Another mystery is what's written on the cover of the issue — Cadigan made out words which might be "Better Boston" or "Batter Barton" on top, but the two words below are even less clear. It's not obvious that they're from the same hand as the accompanying letter.

So what does it say about when the issue hit the stands? Cadigan notes that something else to look at is that Timely may have had different business practises than National did in 1935, and five years later things may have been different across the board. "But in 1935, the same man that packaged Marvel Comics # 1 put a February cover date on a book that was printed in January, so it's something to consider."

It's a very interesting data point — if there's more information as to the background of thin interesting letter and issue, I'd love to hear it. And, just as with the Pay Copy of Marvel #1, it adds its own set of variables. Did the printing press send Jacquet his copy of New Fun at the same time it shipped to the newsstand? Or did it ship Jacquet his copy earlier, in which case we’re awful close to that February issue coming out in February, against known later newsstand practices. But maybe that logic hadn’t been established yet. Either way, yeah, were looking at a comic in his hand pretty close to the cover date.

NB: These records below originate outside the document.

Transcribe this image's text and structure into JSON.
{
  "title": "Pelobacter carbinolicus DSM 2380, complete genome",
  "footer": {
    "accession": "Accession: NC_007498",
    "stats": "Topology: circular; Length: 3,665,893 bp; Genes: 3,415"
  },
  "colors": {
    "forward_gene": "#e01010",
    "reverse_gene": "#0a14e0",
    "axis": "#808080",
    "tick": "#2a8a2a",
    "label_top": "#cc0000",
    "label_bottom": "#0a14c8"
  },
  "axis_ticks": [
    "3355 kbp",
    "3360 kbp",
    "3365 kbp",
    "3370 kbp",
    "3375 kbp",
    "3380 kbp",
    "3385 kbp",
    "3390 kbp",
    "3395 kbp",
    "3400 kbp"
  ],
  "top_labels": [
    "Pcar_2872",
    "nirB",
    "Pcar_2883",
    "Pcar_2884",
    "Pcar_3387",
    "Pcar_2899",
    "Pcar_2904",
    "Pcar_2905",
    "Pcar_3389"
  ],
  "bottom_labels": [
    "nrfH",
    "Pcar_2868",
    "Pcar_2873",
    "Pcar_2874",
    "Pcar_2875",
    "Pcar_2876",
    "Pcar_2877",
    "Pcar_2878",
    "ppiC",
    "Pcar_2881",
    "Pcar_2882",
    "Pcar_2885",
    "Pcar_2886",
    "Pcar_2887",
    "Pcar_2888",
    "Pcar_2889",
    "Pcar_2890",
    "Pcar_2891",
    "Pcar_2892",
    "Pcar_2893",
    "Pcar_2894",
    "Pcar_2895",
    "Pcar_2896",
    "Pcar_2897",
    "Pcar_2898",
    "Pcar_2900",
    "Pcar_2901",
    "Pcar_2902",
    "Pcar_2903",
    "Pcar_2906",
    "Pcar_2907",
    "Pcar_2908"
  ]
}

The Marvel Pay Copy continues to be the real wild card in this. The July dates are payment dates; that’s pretty clear. But was Jacquet or his associate going through an issue they had in hand and marking checks as they sent them — meaning they had the comic book in July — or were they using the file copy later on as a double-check, just making sure once the issue is in hand that everyone’s gotten their money? Because those dates could have been written at any time, August, September, or October.

There is another concern that comes out of seeing a publisher start from a one-month gap and go to a two- or three-month gap, because it means we’re doubling up on issues at some point on the true monthlies. If we’ve got...

Jan ship, Feb cover
Feb ship, Mar cover
Mar ship, Apr cover

...and we somehow go to what we had later...

Jan ship, Apr cover
Feb ship, May cover
Mar ship, Jun cover

...then we’ve got months where two comic books coming out, and they just kept advancing the cover date. Now, this is common practice for magazine publishers, slipping a 13th issue into the year and advancing cover dates (as opposed to inserting a “Summer” issue” or whatever). The ship-date-to-cover-date gap grows, but you’d only know when the shift happened by recording every arrival date. Particularly if issues are released on a four-week system, an added 13th issue would be imperceptible.

But it does create challenges if we're trying to figure out when certain historic issues actually shipped. This is side project #24 here at Comichron, but there does seem to be enough information out there to at least sketch out a skeletal framework of the changing shipping-versus-cover date gaps for each publisher across time.

As Ron Goulart writes in Comic Book Culture, money was an issue for Major Wheeler-Nicholson on New Fun, and "he often didn't get around to paying his artists the small fees — usually five dollars per page — he'd promised them." Lloyd Jacquet himself quit after months of non-payment, as did his successors Sheldon Stark and cartoonist Whitney Ellsworth, Gerard Jones writes in Men of Tomorrow. Maybe a Pay Copy of New Fun would have come in handy for the major — especially if it were valued at today's prices!